The Dripping-Oil-Venus Lamp

Rain lamp, or dripping-oil-Venus lamp

Ah, the avocado-green-era we all knew and loved, aka the 70’s. The turbulent 60’s were still fresh in our collective memories. But in 1975, the Vietnam War was officially over. Protests were a thing of the past. Nobody had been assassinated in a long time. It was a time of peace and love like we had wished for in the Woodstock era.

So what did we do? We grew our polyester carpets long, We quit turning on, and instead, the country’s youth turned to much more mild-tempered grass as the illegal drug of choice. And the keyword of the laid-back years following the breakup of the Beatles was MELLOW.

So what did we buy with our extra bucks during the mid-to-late-70’s?

Oil-dripping rain lamps.

These bronze-tinted plastic liquid-pumping sources of illumination were sold by the droves in the era that immediately preceded disco music. When you think of a fondue party, you think of a Venus rain lamp providing subtle illumination on the goings-on.

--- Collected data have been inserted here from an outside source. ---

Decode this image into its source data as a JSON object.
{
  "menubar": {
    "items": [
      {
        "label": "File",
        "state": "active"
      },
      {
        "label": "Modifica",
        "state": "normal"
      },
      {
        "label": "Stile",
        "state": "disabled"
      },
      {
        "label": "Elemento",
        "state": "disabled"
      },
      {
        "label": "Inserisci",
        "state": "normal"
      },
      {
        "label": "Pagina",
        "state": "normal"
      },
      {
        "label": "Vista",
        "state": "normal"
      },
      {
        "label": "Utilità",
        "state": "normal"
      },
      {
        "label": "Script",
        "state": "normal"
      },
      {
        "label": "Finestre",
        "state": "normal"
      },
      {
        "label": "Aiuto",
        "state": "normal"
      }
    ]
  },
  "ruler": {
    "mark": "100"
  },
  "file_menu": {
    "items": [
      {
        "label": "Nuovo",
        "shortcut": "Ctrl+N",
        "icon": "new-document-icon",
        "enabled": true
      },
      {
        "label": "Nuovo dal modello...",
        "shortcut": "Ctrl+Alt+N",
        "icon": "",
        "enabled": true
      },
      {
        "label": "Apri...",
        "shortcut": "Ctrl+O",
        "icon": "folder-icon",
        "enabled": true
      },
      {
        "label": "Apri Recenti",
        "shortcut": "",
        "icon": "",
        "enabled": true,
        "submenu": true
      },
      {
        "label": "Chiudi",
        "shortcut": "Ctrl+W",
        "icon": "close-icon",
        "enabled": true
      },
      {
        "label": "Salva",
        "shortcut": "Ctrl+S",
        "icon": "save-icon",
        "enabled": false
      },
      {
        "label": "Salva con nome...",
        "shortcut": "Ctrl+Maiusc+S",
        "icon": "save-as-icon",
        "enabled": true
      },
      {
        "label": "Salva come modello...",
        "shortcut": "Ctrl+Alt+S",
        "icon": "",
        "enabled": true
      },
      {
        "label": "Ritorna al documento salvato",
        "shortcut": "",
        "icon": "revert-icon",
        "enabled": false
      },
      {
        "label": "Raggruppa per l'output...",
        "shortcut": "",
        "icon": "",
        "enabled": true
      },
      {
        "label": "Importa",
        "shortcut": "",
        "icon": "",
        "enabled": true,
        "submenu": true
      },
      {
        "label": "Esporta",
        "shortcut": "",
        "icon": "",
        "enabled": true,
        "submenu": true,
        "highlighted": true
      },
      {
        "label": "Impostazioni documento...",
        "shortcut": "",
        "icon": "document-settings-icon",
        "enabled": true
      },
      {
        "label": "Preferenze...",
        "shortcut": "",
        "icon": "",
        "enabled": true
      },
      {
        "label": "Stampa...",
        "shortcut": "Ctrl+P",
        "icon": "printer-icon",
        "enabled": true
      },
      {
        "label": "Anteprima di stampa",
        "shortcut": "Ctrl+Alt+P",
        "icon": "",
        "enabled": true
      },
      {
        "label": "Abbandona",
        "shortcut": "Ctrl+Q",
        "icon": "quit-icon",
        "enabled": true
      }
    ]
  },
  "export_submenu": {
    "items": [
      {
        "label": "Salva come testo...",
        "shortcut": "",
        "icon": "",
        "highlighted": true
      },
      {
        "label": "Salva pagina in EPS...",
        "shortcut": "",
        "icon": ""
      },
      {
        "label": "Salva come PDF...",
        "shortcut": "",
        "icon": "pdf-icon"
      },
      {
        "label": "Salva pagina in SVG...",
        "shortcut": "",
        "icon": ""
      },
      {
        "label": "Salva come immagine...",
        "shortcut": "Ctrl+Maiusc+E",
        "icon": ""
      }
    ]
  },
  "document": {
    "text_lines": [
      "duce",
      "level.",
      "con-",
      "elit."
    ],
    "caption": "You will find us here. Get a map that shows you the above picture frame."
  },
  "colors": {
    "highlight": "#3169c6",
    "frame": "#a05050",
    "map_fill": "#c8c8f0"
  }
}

Besides, the illicit effects of inhaling smoke produced by the dried leaves of plants of the cannibas family were significantly enhanced by visual stimuli like drops of oil slowly spiraling down plastic tendrils, or so I am told.

Anyhow, the dripping rain lamps experienced a rather short lifespan, especially when compared to the ever-popular Lava Lamp. The Seven-Up flicker light would be more of an apt comparison, as their reign was only about a year or so.

But they had a quirky appeal all their own. Even though the pump that sent the oily rain to the virtual heavens of the lamp’s lid was prone to breaking down and needing replacement, the lamps’ owners loved them.

Here’s to a short-lived period of time when gas prices were falling, when war was not a regular subject of the nightly news, and when we had some free time and bucks to spend on watching little droplets of oil surrounding a plastic statue.